Aim and Objectives: Hence, the aim of the present study to assess lipid profile changes in non-obese hypertensive subjects. Obesity, hypertension and dyslipidemia are the three highly significant risk factor for the deranged lipid profile. Obesity can be defined as excess accumulation of body fat arising from a sustained or a periodic positive energy balance that when energy intake exceeds energy expenditure . Indicators of overweight are useful in the diagnosis and management of obesity in both children and adults.
Materials and Methods: This study was conducted on newly diagnosed cases of essential hypertension attending medical outdoor of M.G.M. Medical College, Kisanganj. A complete clinical examination including laboratory investigation was done to exclude any systemic or other diseases which are likely to affect blood lipid levels directly or indirectly.
Results: The association between dyslipidaemia, obesity and hypertension is well established and all have been found to be major risk factor for the development of CAD, a leading cause of visits to physician and cause of death .

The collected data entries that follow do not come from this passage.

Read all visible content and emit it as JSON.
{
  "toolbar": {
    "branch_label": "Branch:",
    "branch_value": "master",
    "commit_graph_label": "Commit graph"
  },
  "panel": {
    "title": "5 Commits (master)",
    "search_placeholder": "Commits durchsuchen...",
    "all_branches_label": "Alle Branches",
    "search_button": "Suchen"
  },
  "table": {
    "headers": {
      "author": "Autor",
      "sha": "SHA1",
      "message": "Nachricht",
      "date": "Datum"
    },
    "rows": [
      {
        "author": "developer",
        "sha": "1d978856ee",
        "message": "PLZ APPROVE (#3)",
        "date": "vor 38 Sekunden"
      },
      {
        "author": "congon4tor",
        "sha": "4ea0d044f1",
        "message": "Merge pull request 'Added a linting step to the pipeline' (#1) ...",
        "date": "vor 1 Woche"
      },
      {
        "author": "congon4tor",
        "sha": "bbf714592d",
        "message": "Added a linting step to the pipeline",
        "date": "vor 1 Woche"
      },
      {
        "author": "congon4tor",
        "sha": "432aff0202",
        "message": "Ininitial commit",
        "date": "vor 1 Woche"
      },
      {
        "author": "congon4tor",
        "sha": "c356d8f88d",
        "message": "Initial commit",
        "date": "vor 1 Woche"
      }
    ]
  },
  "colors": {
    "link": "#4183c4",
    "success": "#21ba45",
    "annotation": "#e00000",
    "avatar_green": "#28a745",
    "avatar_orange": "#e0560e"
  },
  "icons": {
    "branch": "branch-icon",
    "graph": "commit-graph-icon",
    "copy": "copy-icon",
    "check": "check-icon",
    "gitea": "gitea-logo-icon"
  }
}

Conclusion: Our study was carry out to know the effect of obesity on lipid profile profile only in hypertensive and not in general population, and the study found some definite but paradoxical effects. These are that in obesity on a background of hypertension, the total and LDL cholesterol as also the HDL cholesterol are decreased, but on use other hand, the value of VLDL cholesterol and triglycerides are grossly and significantly increased. These finding have two major Clinical implications in that obese hypertensives will be more prone to metabolic syndrome and type 2 diabetes mellitus, and steps should be taken to prevent them accordingly and also apart from statins one should treat the obese hypertensives with fibrates, fat restriction and physical exercise also.